Ghana became a middle-income country in 2010. In 2011, it was the economy with the world’s highest growth rate. The economy is to a high degree based on commodity production.
Ghana’s economy is still based on commodity production and is dependent on revenues from cocoa, gold and timber. Other exports include: tuna, aluminium, manganese ore, diamonds and horticulture. With its newly acquired status as an oil producing nation, expected revenues from crude oil are projected to be the most important growth factor in the economy. In late 2010, Ghana became a lower middle income country when a new calculation basis for the country’s national accou8nts was used.
Ghana’s growth rate for 2012 is projected to grow at 7.6 percent. For 2011 when oil production started in earnest, the estimated growth was 14.4 percent. Inflation is still in single digits, registering 9.5% for July 2012. Gross International Reserves of the Bank of Ghana have however declined to US$4.3 billion as at June 8, 2012, equivalent to 2.5 months imports cover of goods and services.
Ghana’s economic goal for the medium–to-long term is to ensure sustained economic growth and development.
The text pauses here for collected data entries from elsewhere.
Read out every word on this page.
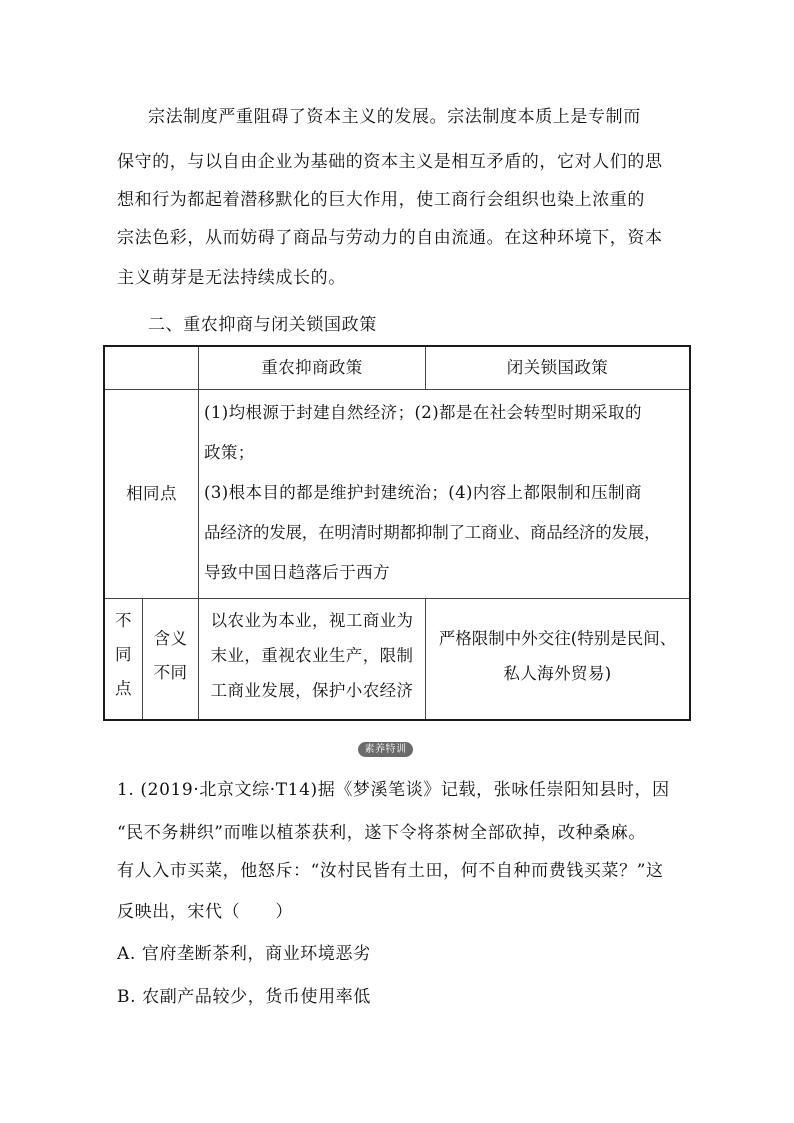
宗法制度严重阻碍了资本主义的发展。宗法制度本质上是专制而
保守的，与以自由企业为基础的资本主义是相互矛盾的，它对人们的思
想和行为都起着潜移默化的巨大作用，使工商行会组织也染上浓重的
宗法色彩，从而妨碍了商品与劳动力的自由流通。在这种环境下，资本
主义萌芽是无法持续成长的。
二、重农抑商与闭关锁国政策
重农抑商政策	闭关锁国政策
相同点
(1)均根源于封建自然经济；(2)都是在社会转型时期采取的
政策；
(3)根本目的都是维护封建统治；(4)内容上都限制和压制商
品经济的发展，在明清时期都抑制了工商业、商品经济的发展，
导致中国日趋落后于西方
不
同
点
含义
不同
以农业为本业，视工商业为
末业，重视农业生产，限制
工商业发展，保护小农经济
严格限制中外交往(特别是民间、
私人海外贸易)
素养特训
1. (2019·北京文综·T14)据《梦溪笔谈》记载，张咏任崇阳知县时，因
“民不务耕织”而唯以植茶获利，遂下令将茶树全部砍掉，改种桑麻。
有人入市买菜，他怒斥：“汝村民皆有土田，何不自种而费钱买菜？”这
反映出，宋代（　　）
A. 官府垄断茶利，商业环境恶劣
B. 农副产品较少，货币使用率低
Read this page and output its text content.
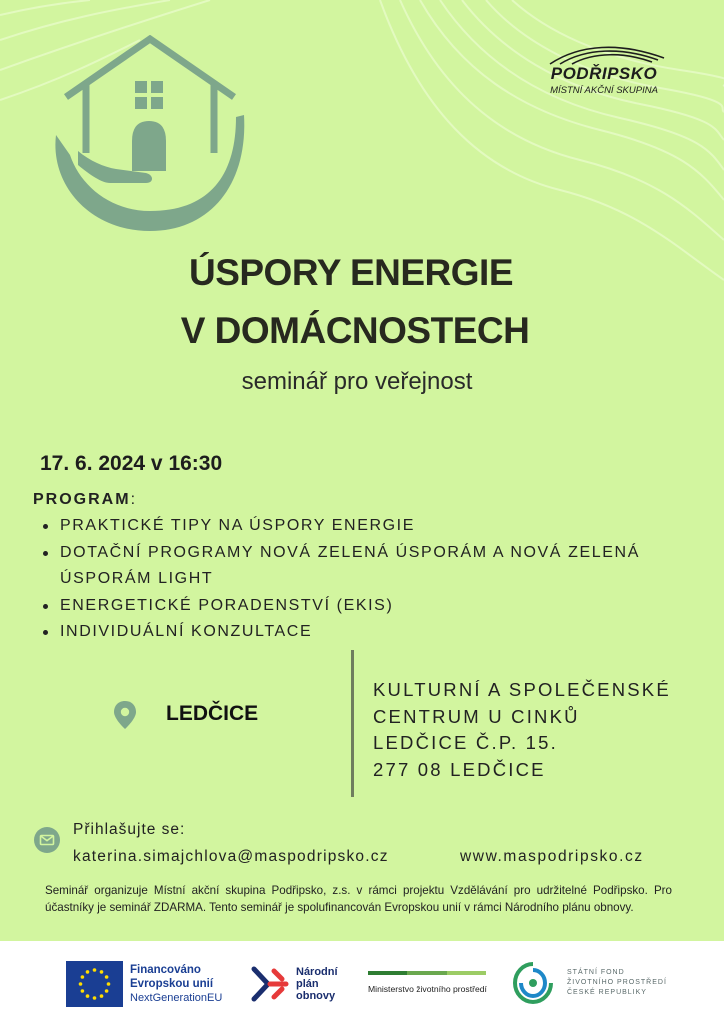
PODŘIPSKO
MÍSTNÍ AKČNÍ SKUPINA
ÚSPORY ENERGIE
V DOMÁCNOSTECH
seminář pro veřejnost
17. 6. 2024 v 16:30
PROGRAM:
PRAKTICKÉ TIPY NA ÚSPORY ENERGIE
DOTAČNÍ PROGRAMY NOVÁ ZELENÁ ÚSPORÁM A NOVÁ ZELENÁ ÚSPORÁM LIGHT
ENERGETICKÉ PORADENSTVÍ (EKIS)
INDIVIDUÁLNÍ KONZULTACE
LEDČICE
KULTURNÍ A SPOLEČENSKÉ
CENTRUM U CINKŮ
LEDČICE Č.P. 15.
277 08 LEDČICE
Přihlašujte se:
katerina.simajchlova@maspodripsko.cz	www.maspodripsko.cz
Seminář organizuje Místní akční skupina Podřipsko, z.s. v rámci projektu Vzdělávání pro udržitelné Podřipsko. Pro účastníky je seminář ZDARMA. Tento seminář je spolufinancován Evropskou unií v rámci Národního plánu obnovy.
Financováno
Evropskou unií
NextGenerationEU
Národní
plán
obnovy
Ministerstvo životního prostředí
STÁTNÍ FOND
ŽIVOTNÍHO PROSTŘEDÍ
ČESKÉ REPUBLIKY
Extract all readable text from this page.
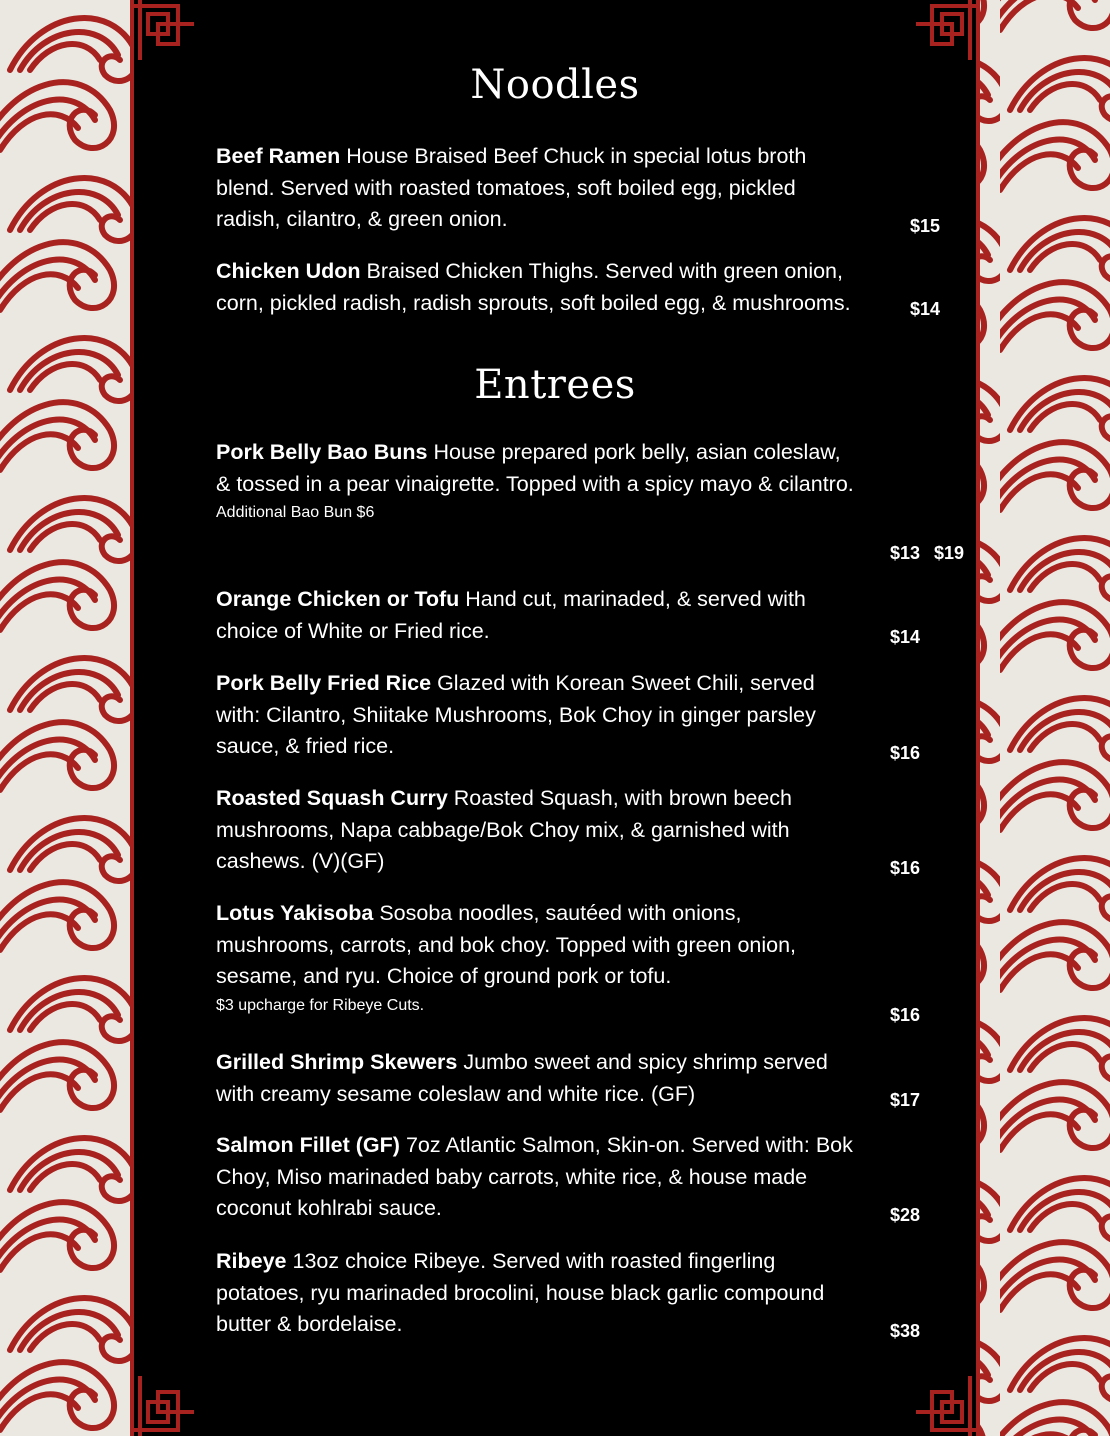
Noodles
Beef Ramen House Braised Beef Chuck in special lotus broth blend. Served with roasted tomatoes, soft boiled egg, pickled radish, cilantro, & green onion.	$15
Chicken Udon Braised Chicken Thighs. Served with green onion, corn, pickled radish, radish sprouts, soft boiled egg, & mushrooms.	$14
Entrees
Pork Belly Bao Buns House prepared pork belly, asian coleslaw, & tossed in a pear vinaigrette. Topped with a spicy mayo & cilantro.
Additional Bao Bun $6
$13 $19
Orange Chicken or Tofu Hand cut, marinaded, & served with choice of White or Fried rice.	$14
Pork Belly Fried Rice Glazed with Korean Sweet Chili, served with: Cilantro, Shiitake Mushrooms, Bok Choy in ginger parsley sauce, & fried rice.	$16
Roasted Squash Curry Roasted Squash, with brown beech mushrooms, Napa cabbage/Bok Choy mix, & garnished with cashews. (V)(GF)	$16
Lotus Yakisoba Sosoba noodles, sautéed with onions, mushrooms, carrots, and bok choy. Topped with green onion, sesame, and ryu. Choice of ground pork or tofu.
$3 upcharge for Ribeye Cuts.	$16
Grilled Shrimp Skewers Jumbo sweet and spicy shrimp served with creamy sesame coleslaw and white rice. (GF)	$17
Salmon Fillet (GF) 7oz Atlantic Salmon, Skin-on. Served with: Bok Choy, Miso marinaded baby carrots, white rice, & house made coconut kohlrabi sauce.	$28
Ribeye 13oz choice Ribeye. Served with roasted fingerling potatoes, ryu marinaded brocolini, house black garlic compound butter & bordelaise.	$38
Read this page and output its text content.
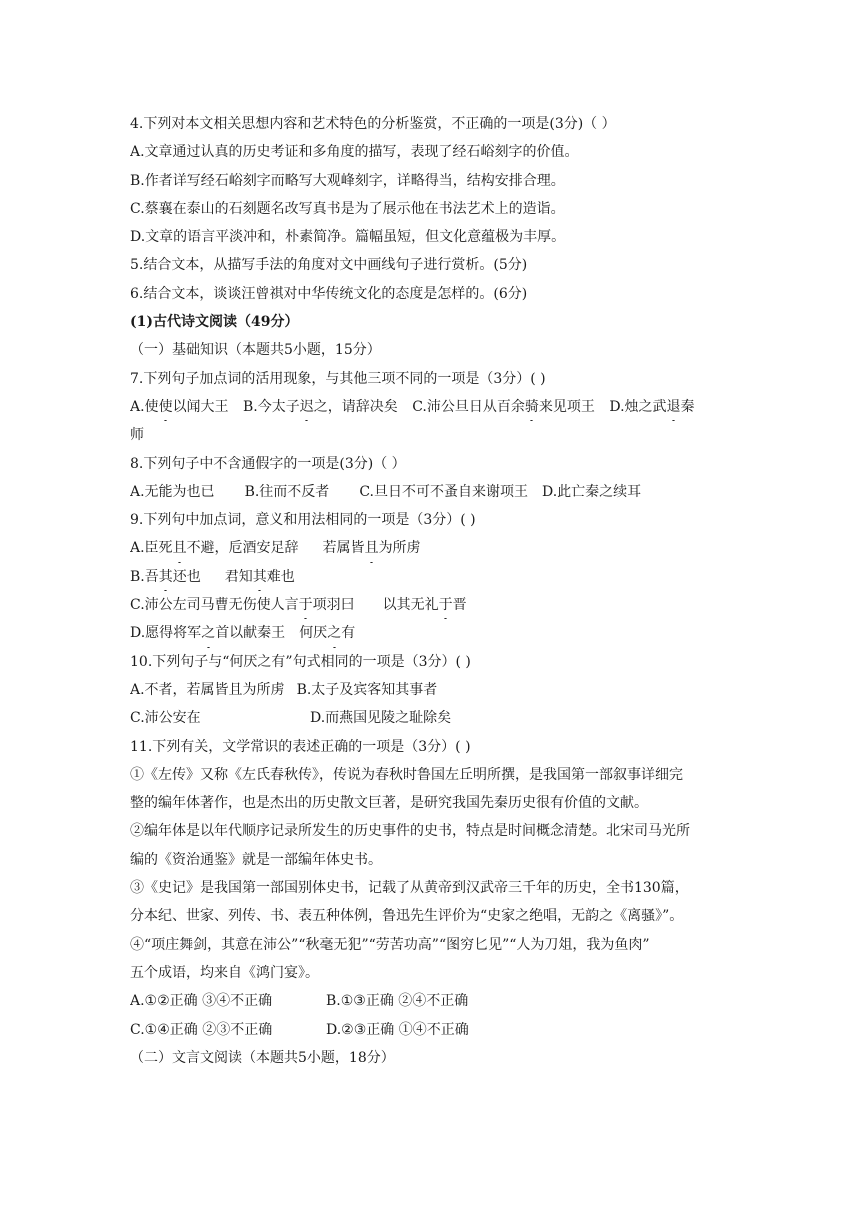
4.下列对本文相关思想内容和艺术特色的分析鉴赏，不正确的一项是(3分)（ ）
A.文章通过认真的历史考证和多角度的描写，表现了经石峪刻字的价值。
B.作者详写经石峪刻字而略写大观峰刻字，详略得当，结构安排合理。
C.蔡襄在泰山的石刻题名改写真书是为了展示他在书法艺术上的造诣。
D.文章的语言平淡冲和，朴素简净。篇幅虽短，但文化意蕴极为丰厚。
5.结合文本，从描写手法的角度对文中画线句子进行赏析。(5分)
6.结合文本，谈谈汪曾祺对中华传统文化的态度是怎样的。(6分)
(1)古代诗文阅读（49分）
（一）基础知识（本题共5小题，15分）
7.下列句子加点词的活用现象，与其他三项不同的一项是（3分）( )
A.使使以闻大王 B.今太子迟之，请辞决矣 C.沛公旦日从百余骑来见项王 D.烛之武退秦
师
8.下列句子中不含通假字的一项是(3分)（ ）
A.无能为也已 B.往而不反者 C.旦日不可不蚤自来谢项王 D.此亡秦之续耳
9.下列句中加点词，意义和用法相同的一项是（3分）( )
A.臣死且不避，卮酒安足辞 若属皆且为所虏
B.吾其还也 君知其难也
C.沛公左司马曹无伤使人言于项羽曰 以其无礼于晋
D.愿得将军之首以献秦王 何厌之有
10.下列句子与“何厌之有”句式相同的一项是（3分）( )
A.不者，若属皆且为所虏 B.太子及宾客知其事者
C.沛公安在	D.而燕国见陵之耻除矣
11.下列有关，文学常识的表述正确的一项是（3分）( )
①《左传》又称《左氏春秋传》，传说为春秋时鲁国左丘明所撰，是我国第一部叙事详细完
整的编年体著作，也是杰出的历史散文巨著，是研究我国先秦历史很有价值的文献。
②编年体是以年代顺序记录所发生的历史事件的史书，特点是时间概念清楚。北宋司马光所
编的《资治通鉴》就是一部编年体史书。
③《史记》是我国第一部国别体史书，记载了从黄帝到汉武帝三千年的历史，全书130篇，
分本纪、世家、列传、书、表五种体例，鲁迅先生评价为“史家之绝唱，无韵之《离骚》”。
④“项庄舞剑，其意在沛公”“秋毫无犯”“劳苦功高”“图穷匕见”“人为刀俎，我为鱼肉”
五个成语，均来自《鸿门宴》。
A.①②正确 ③④不正确	B.①③正确 ②④不正确
C.①④正确 ②③不正确	D.②③正确 ①④不正确
（二）文言文阅读（本题共5小题，18分）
Real GDP growth over the medium term is expected to be around 8 per cent on the average, reflecting strong expansion in both the non-oil and oil sectors of the economy. The growth forecast assumes a favourable investment climate and expanded social and economic infrastructure. Monetary policy will be geared at maintaining single-digit inflation over the medium term, and the Bank of Ghana will continue to maintain a flexible exchange rate regime designed to support Ghana’s inflation target.
Over the medium term, the balance of payments is projected to remain in surplus, reflecting high commodity export prices, oil production and exports, and continuing portfolio capital inflows. Under these circumstances, the Bank of Ghana expects to build further reserve cover to provide a larger cushion to manage potential external volatility. Fiscal deficits will be reduced to levels that can be financed in a sustainable manner without crowding out private sector credit and, with the goal of progressively reducing debt-GDP ratios over the medium term.